Justine Ayebale
Uganda
I graduated with a Bachelor’s Degree in Information Technology. What I learned doing the degree filled me with enthusiasm for the web. Website design became my focus. Coding the whole site with HTML was a hustle to take the project through to completion. It would take me a long time to deliver hand-coded sites and therefore they were expensive to do with little profit. I persevered since I needed to make a living being a young graduate. Along the way, I volunteered with a team at Cotam Technologies (No longer in business). I worked closely with the web designers and my role was to market, document and support the uploading of content to the websites. I was then introduced to my first CMS, Joomla! I thought for a long time that Joomla was the only CMS. Life became much easier and my income increased thanks to using Joomla to make the sites. That was the start of my journey. Today, depending on clients’ preferences, I use their desired CMS platform or suggest what would work best for them. With their choice, we then build their site at Webstar Uganda. An IT company that I co-direct and webFrontiers Uganda which is my own initiative
Team | Position | Role | Date Started | Date Ended |
---|---|---|---|---|
Events | Department Member | Feb 2021 | Mar 2021 | |
Events Team | Contributor | Feb 2021 | Aug 2022 | |
Board of Directors | Officer | Vice President | Sep 2020 | Sep 2021 |
Using Joomla has been fun but I have faced the challenge of getting help along the way, as and when I needed it. Then I discovered the Joomla forum and the Joomla community. A gem that was hidden away.
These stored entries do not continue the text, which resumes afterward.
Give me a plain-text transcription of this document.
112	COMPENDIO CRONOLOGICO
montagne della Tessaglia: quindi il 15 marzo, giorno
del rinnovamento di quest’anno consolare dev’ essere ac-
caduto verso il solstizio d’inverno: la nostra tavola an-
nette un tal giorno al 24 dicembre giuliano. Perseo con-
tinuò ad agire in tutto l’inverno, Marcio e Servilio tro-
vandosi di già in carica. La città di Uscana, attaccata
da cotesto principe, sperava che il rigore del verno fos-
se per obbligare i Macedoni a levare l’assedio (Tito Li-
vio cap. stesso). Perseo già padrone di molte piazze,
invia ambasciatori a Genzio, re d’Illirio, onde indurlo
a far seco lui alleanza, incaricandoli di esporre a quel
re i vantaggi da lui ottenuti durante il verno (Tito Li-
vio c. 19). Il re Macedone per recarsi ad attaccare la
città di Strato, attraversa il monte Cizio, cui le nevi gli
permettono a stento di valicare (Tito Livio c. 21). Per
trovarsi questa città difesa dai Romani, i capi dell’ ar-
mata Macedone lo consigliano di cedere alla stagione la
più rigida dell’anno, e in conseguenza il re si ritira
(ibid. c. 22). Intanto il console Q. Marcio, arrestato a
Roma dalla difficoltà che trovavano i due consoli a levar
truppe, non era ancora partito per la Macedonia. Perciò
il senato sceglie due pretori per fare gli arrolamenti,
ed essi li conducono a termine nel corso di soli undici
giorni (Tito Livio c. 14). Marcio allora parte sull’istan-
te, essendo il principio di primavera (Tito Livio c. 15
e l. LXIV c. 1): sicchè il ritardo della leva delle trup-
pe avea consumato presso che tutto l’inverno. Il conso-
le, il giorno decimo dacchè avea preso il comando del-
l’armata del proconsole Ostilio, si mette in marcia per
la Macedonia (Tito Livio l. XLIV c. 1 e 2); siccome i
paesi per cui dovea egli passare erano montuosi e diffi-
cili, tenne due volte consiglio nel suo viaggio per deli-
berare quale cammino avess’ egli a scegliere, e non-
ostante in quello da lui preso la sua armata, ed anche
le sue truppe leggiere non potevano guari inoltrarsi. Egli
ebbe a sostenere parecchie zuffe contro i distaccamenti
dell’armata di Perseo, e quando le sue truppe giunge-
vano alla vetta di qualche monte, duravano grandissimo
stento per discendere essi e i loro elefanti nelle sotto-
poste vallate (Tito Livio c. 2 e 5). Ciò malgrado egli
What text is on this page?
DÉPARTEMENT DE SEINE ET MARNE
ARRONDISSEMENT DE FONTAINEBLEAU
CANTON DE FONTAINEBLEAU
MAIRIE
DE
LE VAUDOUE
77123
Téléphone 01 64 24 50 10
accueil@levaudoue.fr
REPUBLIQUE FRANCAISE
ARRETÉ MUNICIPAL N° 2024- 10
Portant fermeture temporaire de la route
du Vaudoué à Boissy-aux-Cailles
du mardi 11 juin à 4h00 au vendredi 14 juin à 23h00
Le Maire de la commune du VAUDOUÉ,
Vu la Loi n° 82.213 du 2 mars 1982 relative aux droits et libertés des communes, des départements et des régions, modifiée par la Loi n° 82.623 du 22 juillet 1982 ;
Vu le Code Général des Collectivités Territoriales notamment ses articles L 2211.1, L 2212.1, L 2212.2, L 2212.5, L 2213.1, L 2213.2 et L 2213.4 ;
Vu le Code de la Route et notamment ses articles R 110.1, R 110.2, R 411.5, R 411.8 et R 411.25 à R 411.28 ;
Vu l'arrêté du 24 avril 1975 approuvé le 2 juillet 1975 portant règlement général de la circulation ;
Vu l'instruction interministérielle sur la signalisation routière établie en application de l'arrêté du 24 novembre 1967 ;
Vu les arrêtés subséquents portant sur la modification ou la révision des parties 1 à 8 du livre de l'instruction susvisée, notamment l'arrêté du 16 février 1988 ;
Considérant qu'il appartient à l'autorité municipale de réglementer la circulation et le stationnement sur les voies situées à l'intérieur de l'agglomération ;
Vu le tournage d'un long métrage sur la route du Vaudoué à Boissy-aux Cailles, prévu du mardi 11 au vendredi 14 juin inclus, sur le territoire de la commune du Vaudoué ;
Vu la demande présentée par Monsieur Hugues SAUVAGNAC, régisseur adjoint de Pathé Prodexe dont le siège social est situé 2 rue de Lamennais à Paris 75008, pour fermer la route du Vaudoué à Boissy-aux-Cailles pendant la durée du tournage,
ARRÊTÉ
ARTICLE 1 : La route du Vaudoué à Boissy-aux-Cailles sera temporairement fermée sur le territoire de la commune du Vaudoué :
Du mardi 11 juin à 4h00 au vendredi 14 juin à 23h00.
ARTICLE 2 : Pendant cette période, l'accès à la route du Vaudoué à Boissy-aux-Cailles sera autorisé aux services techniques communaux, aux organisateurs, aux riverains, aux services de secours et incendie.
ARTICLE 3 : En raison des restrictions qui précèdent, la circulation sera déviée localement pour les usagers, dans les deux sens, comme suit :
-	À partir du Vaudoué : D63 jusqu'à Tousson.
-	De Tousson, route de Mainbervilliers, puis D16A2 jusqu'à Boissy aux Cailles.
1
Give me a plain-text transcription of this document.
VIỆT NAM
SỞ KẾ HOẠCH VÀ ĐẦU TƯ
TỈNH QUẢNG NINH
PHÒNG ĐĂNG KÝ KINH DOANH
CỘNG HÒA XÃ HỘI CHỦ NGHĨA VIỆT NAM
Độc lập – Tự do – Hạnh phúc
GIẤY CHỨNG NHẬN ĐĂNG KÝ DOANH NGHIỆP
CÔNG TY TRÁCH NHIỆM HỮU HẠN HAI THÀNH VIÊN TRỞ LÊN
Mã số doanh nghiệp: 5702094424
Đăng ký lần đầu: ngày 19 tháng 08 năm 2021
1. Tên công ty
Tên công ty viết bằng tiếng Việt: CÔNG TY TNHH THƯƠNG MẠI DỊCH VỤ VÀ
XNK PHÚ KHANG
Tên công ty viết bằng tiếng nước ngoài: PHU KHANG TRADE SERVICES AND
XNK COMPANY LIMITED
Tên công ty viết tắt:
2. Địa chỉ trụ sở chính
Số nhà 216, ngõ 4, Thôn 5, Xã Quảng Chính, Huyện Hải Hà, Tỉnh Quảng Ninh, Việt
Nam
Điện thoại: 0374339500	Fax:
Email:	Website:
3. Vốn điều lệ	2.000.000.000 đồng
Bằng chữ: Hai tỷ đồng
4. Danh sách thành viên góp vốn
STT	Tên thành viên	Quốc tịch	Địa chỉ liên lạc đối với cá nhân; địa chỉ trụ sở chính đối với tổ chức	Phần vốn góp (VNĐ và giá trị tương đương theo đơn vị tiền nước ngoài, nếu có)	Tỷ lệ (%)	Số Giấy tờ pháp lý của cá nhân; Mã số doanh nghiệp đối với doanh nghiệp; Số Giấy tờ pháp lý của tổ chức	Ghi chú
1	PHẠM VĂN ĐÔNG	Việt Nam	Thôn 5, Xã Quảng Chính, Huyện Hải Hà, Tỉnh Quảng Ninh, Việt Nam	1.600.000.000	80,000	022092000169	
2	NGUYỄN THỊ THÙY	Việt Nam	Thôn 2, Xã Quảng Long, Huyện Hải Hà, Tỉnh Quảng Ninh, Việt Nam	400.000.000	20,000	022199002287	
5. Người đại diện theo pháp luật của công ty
I engaged with and supported fellow female users on how to make their lives easier with Joomla.
I attended a Joomla conference in Nairobi, Kenya, where a larger community gathered. It was educative and eye-opening. Through the material shared there, our understanding grew.
After that meeting, I formed the CMS for women platform. Intended to help new female graduates where we occasionally met, shared ideas about how to use Joomla and the challenges that can lead to.
Joomla day then came to Uganda. It was an exciting and successful event that brought together many web developers.
I became involved in organising Joomla user groups, as well as communicating the meetings to the wider online audience to help boost the meetups.
Unfortunately, I was not able to travel to Spain for the Joomla meetup as well as JandBeyond. Attending would have been fun. I enjoy the community engagements.
Thankfully the Joomla Team helped me to travel to JandBeyond in Krakow-Poland. Meeting a larger joomla community makes a difference and the information taken back to Uganda is very helpful.